1. An electrical connector for transmitting digital signal and analog signal, comprising:

an insulative housing comprising a body portion, a mating portion extending forwardly from the body portion and a plurality of passageways formed in the mating portion;

a plurality of conductive terminals received in said passageways, the terminals comprising a plurality of first terminals and second terminals and being arranged in at least a first and second groups, the first group of the terminals including some of the first terminals equidistantly arranged in a row, the second group of the terminals including the other first terminals and at least two second terminals arranged in a row, the distance between adjacent two second terminals being twice the distance between adjacent two first terminals; and

a shielding shell enclosing the insulative housing.

2. The electrical connector as claimed in claim 1, wherein the second group of the terminals comprises fewer terminals than the first group of the terminals.

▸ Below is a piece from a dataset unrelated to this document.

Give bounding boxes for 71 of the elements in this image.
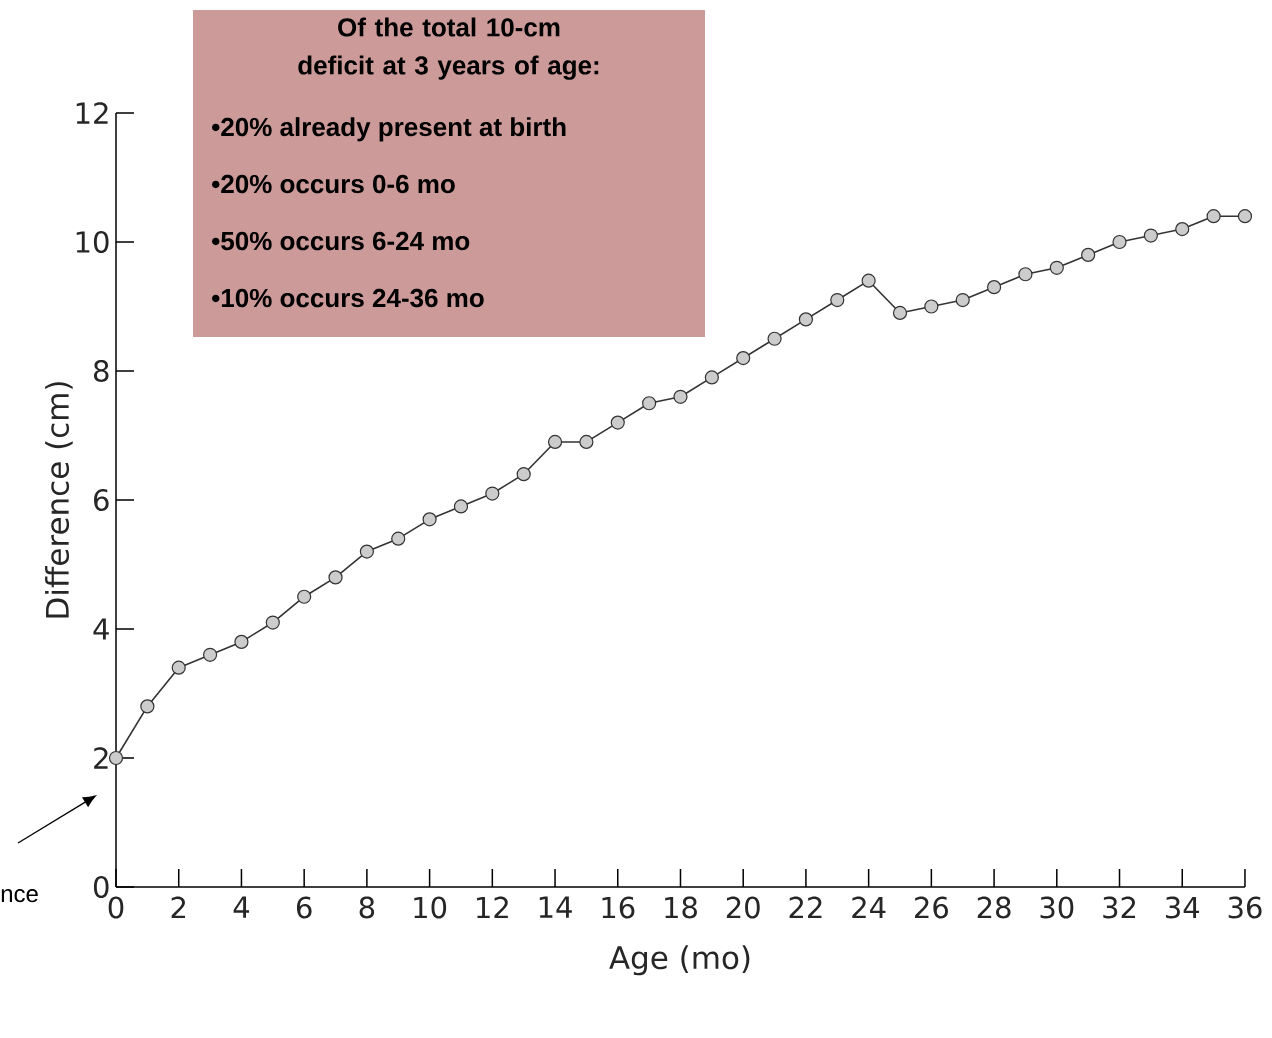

3. The electrical connector as claimed in claim 2, wherein said second terminals are analog signal terminals and said first terminals comprise a plurality of digital signal terminals, grounding terminals and power terminals.

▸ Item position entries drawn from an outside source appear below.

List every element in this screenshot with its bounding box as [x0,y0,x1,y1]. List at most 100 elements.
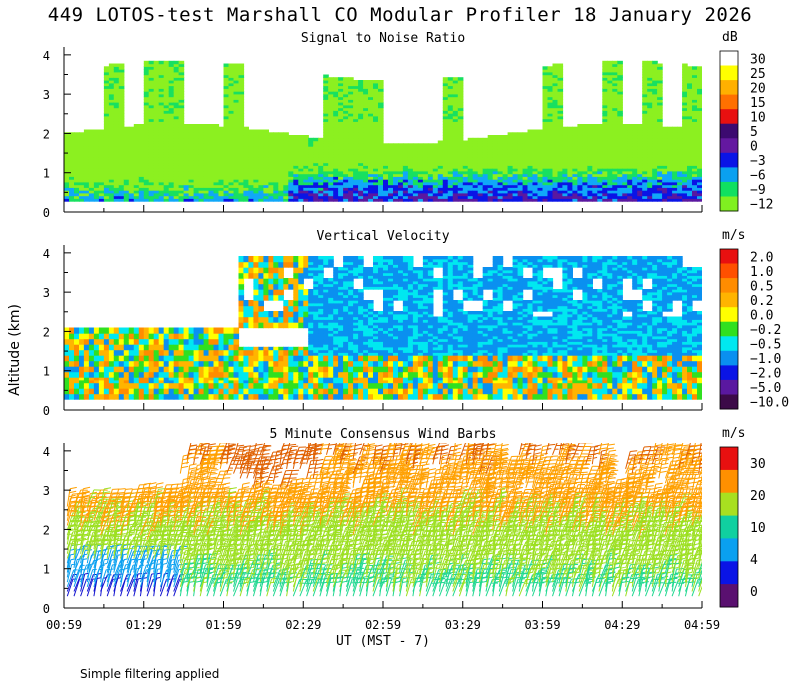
heatmap-cell [642,69,648,73]
heatmap-cell [243,143,249,147]
heatmap-cell [133,344,140,348]
heatmap-cell [442,135,449,139]
heatmap-cell [193,140,200,144]
heatmap-cell [158,341,165,345]
heatmap-cell [303,162,309,166]
heatmap-cell [93,162,100,166]
heatmap-cell [692,71,698,76]
heatmap-cell [432,187,439,191]
heatmap-cell [637,126,643,131]
heatmap-cell [657,154,663,158]
heatmap-cell [108,151,115,155]
heatmap-cell [557,137,564,142]
heatmap-cell [338,162,344,166]
heatmap-cell [612,157,618,161]
heatmap-cell [607,69,613,73]
heatmap-cell [268,190,274,194]
heatmap-cell [442,118,449,122]
heatmap-cell [373,107,379,111]
heatmap-cell [687,121,693,125]
heatmap-cell [303,148,309,153]
heatmap-cell [153,121,160,125]
heatmap-cell [69,151,75,155]
heatmap-cell [103,393,110,397]
heatmap-cell [123,390,130,395]
heatmap-cell [223,77,230,81]
heatmap-cell [143,349,150,353]
heatmap-cell [173,368,180,373]
heatmap-cell [527,168,534,172]
heatmap-cell [183,159,190,164]
heatmap-cell [552,190,559,194]
heatmap-cell [642,151,648,155]
heatmap-cell [607,181,613,186]
heatmap-cell [308,137,314,142]
heatmap-cell [622,170,628,175]
heatmap-cell [118,104,125,109]
heatmap-cell [507,140,514,144]
heatmap-cell [163,346,170,351]
heatmap-cell [477,176,484,180]
heatmap-cell [228,77,235,81]
colorbar-label: −6 [750,169,766,184]
heatmap-cell [118,377,125,381]
heatmap-cell [64,366,70,370]
heatmap-cell [542,88,549,92]
heatmap-cell [228,80,235,84]
heatmap-cell [512,190,519,194]
heatmap-cell [88,382,95,386]
heatmap-cell [308,140,314,144]
heatmap-cell [607,71,613,76]
heatmap-cell [492,148,499,153]
heatmap-cell [128,192,135,197]
heatmap-cell [158,179,165,183]
heatmap-cell [552,129,559,133]
heatmap-cell [283,173,289,177]
heatmap-cell [158,330,165,334]
heatmap-cell [612,91,618,95]
heatmap-cell [308,187,314,191]
heatmap-cell [93,388,100,392]
heatmap-cell [163,74,170,78]
heatmap-cell [557,104,564,109]
heatmap-cell [667,192,673,197]
heatmap-cell [313,162,319,166]
heatmap-cell [158,126,165,131]
heatmap-cell [173,352,180,356]
heatmap-cell [697,162,702,166]
heatmap-cell [158,135,165,139]
heatmap-cell [358,107,364,111]
heatmap-cell [582,173,588,177]
heatmap-cell [607,80,613,84]
heatmap-cell [173,93,180,98]
heatmap-cell [378,154,384,158]
heatmap-cell [542,168,549,172]
heatmap-cell [69,184,75,188]
heatmap-cell [492,176,499,180]
heatmap-cell [612,124,618,128]
heatmap-cell [542,151,549,155]
heatmap-cell [74,190,80,194]
heatmap-cell [118,162,125,166]
heatmap-cell [323,96,329,100]
heatmap-cell [667,148,673,153]
heatmap-cell [472,168,479,172]
heatmap-cell [118,85,125,89]
heatmap-cell [263,190,269,194]
heatmap-cell [492,179,499,183]
heatmap-cell [143,168,150,172]
heatmap-cell [642,179,648,183]
heatmap-cell [692,157,698,161]
heatmap-cell [83,170,90,175]
heatmap-cell [173,140,180,144]
heatmap-cell [158,132,165,136]
heatmap-cell [407,173,414,177]
heatmap-cell [288,179,294,183]
heatmap-cell [607,190,613,194]
heatmap-cell [597,184,603,188]
heatmap-cell [64,330,70,334]
heatmap-cell [198,179,205,183]
heatmap-cell [233,173,240,177]
heatmap-cell [547,69,554,73]
heatmap-cell [98,157,105,161]
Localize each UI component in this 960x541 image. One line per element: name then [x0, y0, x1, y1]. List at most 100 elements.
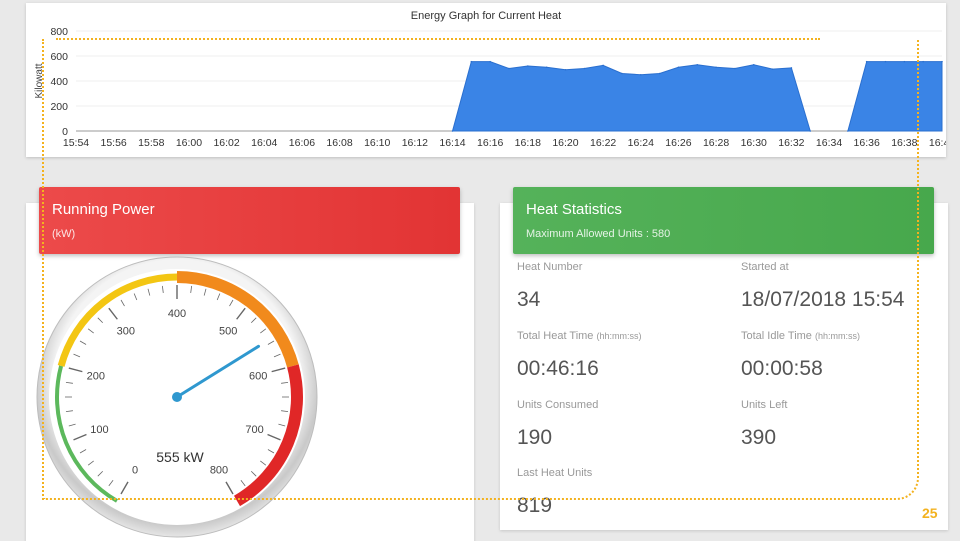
total-idle-time-label: Total Idle Time (hh:mm:ss) [741, 330, 860, 342]
gauge-minor-tick [87, 460, 94, 466]
chart-title: Energy Graph for Current Heat [411, 10, 561, 22]
started-at-value: 18/07/2018 15:54 [741, 288, 905, 311]
x-tick-label: 16:34 [816, 137, 842, 149]
data-point [715, 66, 717, 69]
x-tick-label: 16:28 [703, 137, 729, 149]
energy-chart-card: Energy Graph for Current Heat Kilowatt 800… [26, 3, 946, 157]
total-idle-time-label-text: Total Idle Time [741, 330, 812, 342]
gauge-minor-tick [216, 293, 221, 301]
gauge-minor-tick [203, 288, 207, 296]
x-tick-label: 16:00 [176, 137, 202, 149]
data-point [545, 66, 548, 69]
gauge-minor-tick [97, 317, 104, 324]
x-tick-label: 16:26 [665, 137, 691, 149]
running-power-gauge: 0 100 200 300 400 500 600 700 800 555 kW [36, 256, 318, 538]
gauge-major-tick [68, 367, 83, 373]
gauge-major-tick [271, 367, 286, 373]
gauge-tick-label: 200 [87, 370, 105, 382]
gauge-minor-tick [87, 328, 94, 334]
x-tick-label: 16:20 [552, 137, 578, 149]
total-heat-time-label-text: Total Heat Time [517, 330, 594, 342]
x-tick-label: 16:14 [439, 137, 465, 149]
data-point [847, 130, 849, 132]
data-point [941, 60, 943, 63]
gauge-minor-tick [190, 285, 193, 293]
data-point [809, 130, 812, 132]
gauge-minor-tick [250, 317, 257, 324]
gauge-major-tick [267, 433, 281, 441]
slide-number-badge: 25 [922, 505, 938, 521]
units-consumed-label: Units Consumed [517, 399, 599, 411]
gauge-minor-tick [281, 381, 289, 384]
y-tick-label: 200 [50, 101, 68, 113]
gauge-major-tick [236, 307, 246, 320]
gauge-band [233, 364, 303, 507]
x-tick-label: 16:18 [515, 137, 541, 149]
total-idle-time-value: 00:00:58 [741, 357, 823, 380]
gauge-band [176, 271, 299, 368]
x-tick-label: 16:36 [854, 137, 880, 149]
gauge-minor-tick [65, 381, 73, 384]
gauge-minor-tick [161, 285, 164, 293]
heat-number-value: 34 [517, 288, 541, 311]
data-point [639, 73, 642, 76]
gauge-band [55, 365, 119, 503]
x-tick-label: 16:12 [402, 137, 428, 149]
gauge-minor-tick [260, 460, 267, 466]
x-tick-label: 16:02 [213, 137, 239, 149]
data-point [489, 60, 491, 63]
gauge-minor-tick [147, 288, 151, 296]
x-tick-label: 16:32 [778, 137, 804, 149]
y-tick-label: 600 [50, 51, 68, 63]
x-tick-label: 15:56 [101, 137, 127, 149]
x-tick-label: 16:38 [891, 137, 917, 149]
energy-chart: Energy Graph for Current Heat Kilowatt 800… [34, 10, 946, 149]
data-point [734, 67, 736, 70]
gauge-minor-tick [267, 340, 275, 345]
gauge-minor-tick [68, 423, 76, 427]
gauge-needle-hub [172, 392, 182, 402]
x-tick-label: 16:16 [477, 137, 503, 149]
y-axis-label: Kilowatt [34, 63, 45, 98]
gauge-minor-tick [273, 353, 281, 358]
total-idle-time-hint: (hh:mm:ss) [814, 331, 860, 341]
gauge-tick-label: 700 [245, 424, 263, 436]
units-left-value: 390 [741, 426, 777, 449]
heat-statistics-header: Heat Statistics Maximum Allowed Units : … [513, 187, 934, 254]
units-left-label: Units Left [741, 399, 788, 411]
gauge-needle [175, 344, 261, 399]
gauge-minor-tick [250, 470, 257, 477]
total-heat-time-label: Total Heat Time (hh:mm:ss) [517, 330, 641, 342]
gauge-value-label: 555 kW [156, 449, 204, 465]
gauge-tick-label: 300 [117, 325, 135, 337]
data-point [677, 66, 680, 69]
gauge-tick-label: 400 [168, 308, 186, 320]
series-area [451, 61, 811, 132]
data-point [451, 130, 454, 132]
data-point [527, 65, 529, 67]
gauge-minor-tick [97, 470, 104, 477]
data-point [771, 68, 774, 70]
last-heat-units-value: 819 [517, 494, 553, 517]
x-tick-label: 16:10 [364, 137, 390, 149]
y-tick-label: 400 [50, 76, 68, 88]
data-point [790, 67, 793, 69]
gauge-minor-tick [229, 299, 234, 307]
y-tick-label: 0 [62, 126, 68, 138]
last-heat-units-label: Last Heat Units [517, 467, 593, 479]
gauge-major-tick [120, 481, 129, 495]
gauge-major-tick [225, 481, 234, 495]
gauge-minor-tick [120, 299, 125, 307]
gauge-minor-tick [79, 340, 87, 345]
x-tick-label: 16:22 [590, 137, 616, 149]
gauge-minor-tick [79, 449, 87, 454]
data-point [470, 60, 473, 63]
started-at-label: Started at [741, 261, 789, 273]
heat-number-label: Heat Number [517, 261, 583, 273]
max-allowed-units: Maximum Allowed Units : 580 [526, 228, 671, 240]
data-point [508, 67, 510, 70]
gauge-minor-tick [133, 293, 138, 301]
data-point [752, 63, 755, 66]
gauge-major-tick [108, 307, 118, 320]
gauge-tick-label: 500 [219, 325, 237, 337]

4. The electrical connector as claimed in claim 1, wherein each terminal comprises a retention portion retained in a corresponding passageway of the body portion, a contacting portion extending from one end of the retention portion and received in the corresponding passageway of the mating portion, an extension portion vertically extending from the other end of the retention portion and a soldering portion extending beyond the insulative housing.

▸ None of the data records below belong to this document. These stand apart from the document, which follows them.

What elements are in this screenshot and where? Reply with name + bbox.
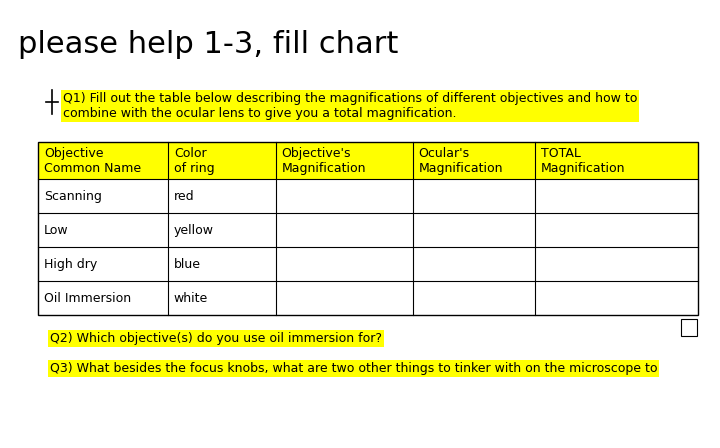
Text: yellow: yellow [174,224,214,237]
Text: Oil Immersion: Oil Immersion [44,292,131,305]
Text: please help 1-3, fill chart: please help 1-3, fill chart [18,30,398,59]
Text: Objective's
Magnification: Objective's Magnification [282,146,366,175]
Text: Low: Low [44,224,68,237]
Text: TOTAL
Magnification: TOTAL Magnification [541,146,625,175]
Text: white: white [174,292,208,305]
Text: Scanning: Scanning [44,190,102,202]
Text: High dry: High dry [44,258,97,271]
Text: Objective
Common Name: Objective Common Name [44,146,141,175]
Text: Color
of ring: Color of ring [174,146,215,175]
Text: Q2) Which objective(s) do you use oil immersion for?: Q2) Which objective(s) do you use oil im… [50,332,382,345]
Text: Q1) Fill out the table below describing the magnifications of different objectiv: Q1) Fill out the table below describing … [63,92,637,120]
Text: blue: blue [174,258,201,271]
Text: Ocular's
Magnification: Ocular's Magnification [418,146,503,175]
Text: red: red [174,190,194,202]
Text: Q3) What besides the focus knobs, what are two other things to tinker with on th: Q3) What besides the focus knobs, what a… [50,362,657,375]
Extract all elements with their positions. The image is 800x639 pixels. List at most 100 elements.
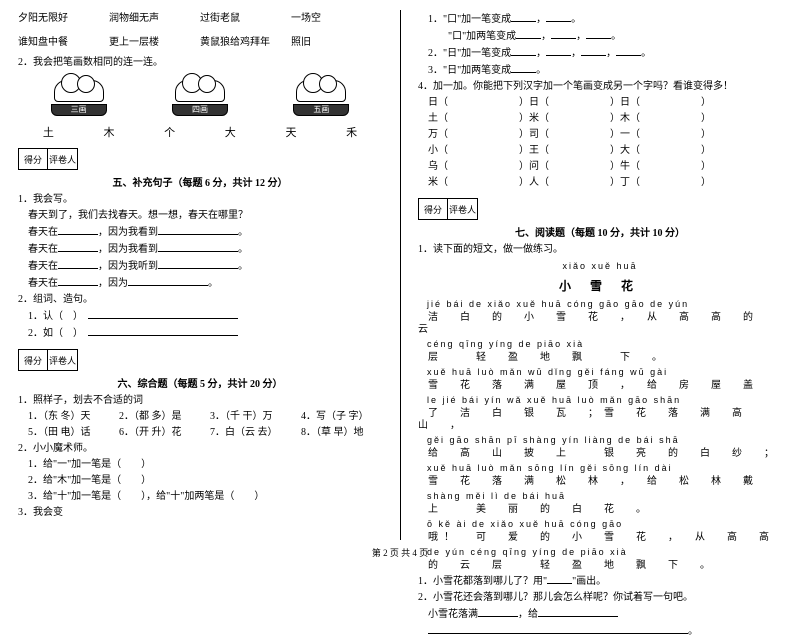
q6-3: 3．我会变 <box>18 506 382 520</box>
pair-cell: ）日（ <box>509 96 600 110</box>
pinyin-line: jié bái de xiǎo xuě huā cóng gāo gāo de … <box>418 298 782 310</box>
idiom-row-1: 夕阳无限好 润物细无声 过街老鼠 一场空 <box>18 12 382 26</box>
q7-sub2: 2．小雪花还会落到哪儿？那儿会怎么样呢？你试着写一句吧。 <box>418 591 782 605</box>
plate-label: 五画 <box>293 104 349 116</box>
text: 2．如（ ） <box>18 326 382 341</box>
text: 春天在，因为我听到。 <box>18 259 382 274</box>
plate-label: 四画 <box>172 104 228 116</box>
text: 2．"日"加一笔变成，，，。 <box>418 46 782 61</box>
column-divider <box>400 10 401 540</box>
pair-cell: ） <box>691 160 782 174</box>
char: 个 <box>164 124 175 140</box>
pair-cell: ）牛（ <box>600 160 691 174</box>
pair-cell: 米（ <box>418 176 509 190</box>
q7-sub1: 1．小雪花都落到哪儿了？用""画出。 <box>418 574 782 589</box>
score-label: 得分 <box>18 349 48 371</box>
section-6-title: 六、综合题（每题 5 分，共计 20 分） <box>18 375 382 390</box>
item: 4．写（子 字） <box>291 410 382 424</box>
score-box: 得分 评卷人 <box>418 198 782 220</box>
q6-2: 2．小小魔术师。 <box>18 442 382 456</box>
pair-cell: 万（ <box>418 128 509 142</box>
grader-label: 评卷人 <box>48 148 78 170</box>
text: 过街老鼠 <box>200 12 291 26</box>
pair-cell: 小（ <box>418 144 509 158</box>
text: 春天在，因为。 <box>18 276 382 291</box>
pair-cell: ）丁（ <box>600 176 691 190</box>
pair-cell: ）人（ <box>509 176 600 190</box>
left-column: 夕阳无限好 润物细无声 过街老鼠 一场空 谁知盘中餐 更上一层楼 黄鼠狼给鸡拜年… <box>0 0 400 540</box>
image-placeholder: 五画 <box>286 76 356 116</box>
pair-cell: ）大（ <box>600 144 691 158</box>
poem-body: jié bái de xiǎo xuě huā cóng gāo gāo de … <box>418 298 782 572</box>
pinyin-line: xuě huā luò mǎn sōng lín gěi sōng lín dà… <box>418 462 782 474</box>
item: 7．白（云 去） <box>200 426 291 440</box>
pair-cell: ）王（ <box>509 144 600 158</box>
score-box: 得分 评卷人 <box>18 148 382 170</box>
item: 3．（千 干）万 <box>200 410 291 424</box>
pair-cell: ） <box>691 176 782 190</box>
text: 润物细无声 <box>109 12 200 26</box>
image-placeholder: 四画 <box>165 76 235 116</box>
text: 1．"口"加一笔变成，。 <box>418 12 782 27</box>
text: 小雪花落满，给 <box>418 607 782 622</box>
char: 天 <box>285 124 296 140</box>
text: 黄鼠狼给鸡拜年 <box>200 36 291 50</box>
char: 禾 <box>346 124 357 140</box>
pair-cell: ）米（ <box>509 112 600 126</box>
hanzi-line: 层 轻 盈 地 飘 下 。 <box>418 352 782 364</box>
pair-cell: ）司（ <box>509 128 600 142</box>
pair-cell: ） <box>691 144 782 158</box>
page-footer: 第 2 页 共 4 页 <box>0 546 800 559</box>
grader-label: 评卷人 <box>48 349 78 371</box>
text: 。 <box>418 624 782 639</box>
q7-1: 1．读下面的短文，做一做练习。 <box>418 243 782 257</box>
char: 土 <box>43 124 54 140</box>
text: 春天在，因为我看到。 <box>18 225 382 240</box>
pinyin-line: gěi gāo shān pī shàng yín liàng de bái s… <box>418 434 782 446</box>
right-column: 1．"口"加一笔变成，。 "口"加两笔变成，，。 2．"日"加一笔变成，，，。 … <box>400 0 800 540</box>
poem-title: 小 雪 花 <box>418 277 782 294</box>
text: 1．给"一"加一笔是（ ） <box>18 458 382 472</box>
item: 6．（开 升）花 <box>109 426 200 440</box>
question-2: 2．我会把笔画数相同的连一连。 <box>18 56 382 70</box>
pinyin-line: le jié bái yín wǎ xuě huā luò mǎn gāo sh… <box>418 394 782 406</box>
text: 2．给"木"加一笔是（ ） <box>18 474 382 488</box>
char: 木 <box>103 124 114 140</box>
hanzi-line: 雪 花 落 满 屋 顶 ， 给 房 屋 盖 <box>418 380 782 392</box>
text: 3．给"十"加一笔是（ ），给"十"加两笔是（ ） <box>18 490 382 504</box>
pair-cell: ）日（ <box>600 96 691 110</box>
grader-label: 评卷人 <box>448 198 478 220</box>
image-placeholder: 三画 <box>44 76 114 116</box>
idiom-row-2: 谁知盘中餐 更上一层楼 黄鼠狼给鸡拜年 照旧 <box>18 36 382 50</box>
pair-cell: ）问（ <box>509 160 600 174</box>
pair-cell: 乌（ <box>418 160 509 174</box>
pair-cell: ） <box>691 128 782 142</box>
pinyin-line: shàng měi lì de bái huā <box>418 490 782 502</box>
pair-cell: ）木（ <box>600 112 691 126</box>
item-row: 1．（东 冬）天 2．（都 多）是 3．（千 干）万 4．写（子 字） <box>18 410 382 424</box>
title-pinyin: xiǎo xuě huā <box>418 259 782 273</box>
hanzi-line: 洁 白 的 小 雪 花 ， 从 高 高 的 云 <box>418 312 782 336</box>
text: 春天在，因为我看到。 <box>18 242 382 257</box>
hanzi-line: 哦！ 可 爱 的 小 雪 花 ， 从 高 高 <box>418 532 782 544</box>
plate-label: 三画 <box>51 104 107 116</box>
text: 春天到了，我们去找春天。想一想，春天在哪里？ <box>18 209 382 223</box>
score-label: 得分 <box>18 148 48 170</box>
q5-2: 2．组词、造句。 <box>18 293 382 307</box>
pair-cell: 土（ <box>418 112 509 126</box>
hanzi-line: 的 云 层 轻 盈 地 飘 下 。 <box>418 560 782 572</box>
hanzi-line: 了 洁 白 银 瓦 ；雪 花 落 满 高 山 ， <box>418 408 782 432</box>
char-pairs: 日（）日（）日（）土（）米（）木（）万（）司（）一（）小（）王（）大（）乌（）问… <box>418 96 782 190</box>
q5-1: 1．我会写。 <box>18 193 382 207</box>
item-row: 5．（田 电）话 6．（开 升）花 7．白（云 去） 8．（草 早）地 <box>18 426 382 440</box>
pair-cell: 日（ <box>418 96 509 110</box>
item: 2．（都 多）是 <box>109 410 200 424</box>
pinyin-line: céng qīng yíng de piāo xià <box>418 338 782 350</box>
text: 照旧 <box>291 36 382 50</box>
text: 一场空 <box>291 12 382 26</box>
char: 大 <box>225 124 236 140</box>
chars-row: 土 木 个 大 天 禾 <box>18 124 382 140</box>
pair-cell: ） <box>691 96 782 110</box>
section-7-title: 七、阅读题（每题 10 分，共计 10 分） <box>418 224 782 239</box>
item: 5．（田 电）话 <box>18 426 109 440</box>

5. The electrical connector as claimed in claim 4, further comprising a spacer assembled onto the insulative housing and wherein the spacer comprises a base and a step section extending upwardly from the base.

6. The electrical connector as claimed in claim 5, wherein said base and said step section define a plurality of through holes extending therethrough.

7. The electrical connector as claimed in claim 6, wherein said step section forms a plurality of positioning slits in a rear surface thereof.

8. The electrical connector as claimed in claim 1, wherein said mating portion of the insulative housing has an upper wall, a lower wall, a pair of side walls connecting with the upper and the lower walls and a tongue extending between and parallel to the upper and lower walls.

9. The electrical connector as claimed in claim 8, wherein said passageways are defined in the top and bottom surfaces of the tongue and said upper and bottom walls of the mating portion and the body portion.

10. The electrical connector as claimed in claim 1, wherein said shielding shell comprises a first shielding shell and a second shielding shell enclosing the mating portion and the body portion of the insulative housing respectively.

11. An electrical connector comprising:

an insulative housing defining a plurality of passageways;

a plurality of digital signal contacts disposed in some of the passageways, respectively;

a plurality of analog signal contacts disposed in others of the passageways, respectively;

a distance between every two adjacent analog signal contacts is larger than that between every two adjacent digital contacts; wherein

at least one empty passageway without any grounding contact therein is located between said every two adjacent analog signal contacts.

12. The electrical connector as claimed in claim 11, further including a spacer defining a plurality of through holes through which tails of the contacts extend respectively, wherein the through hole aligned with said empty passageway receives no tail therein.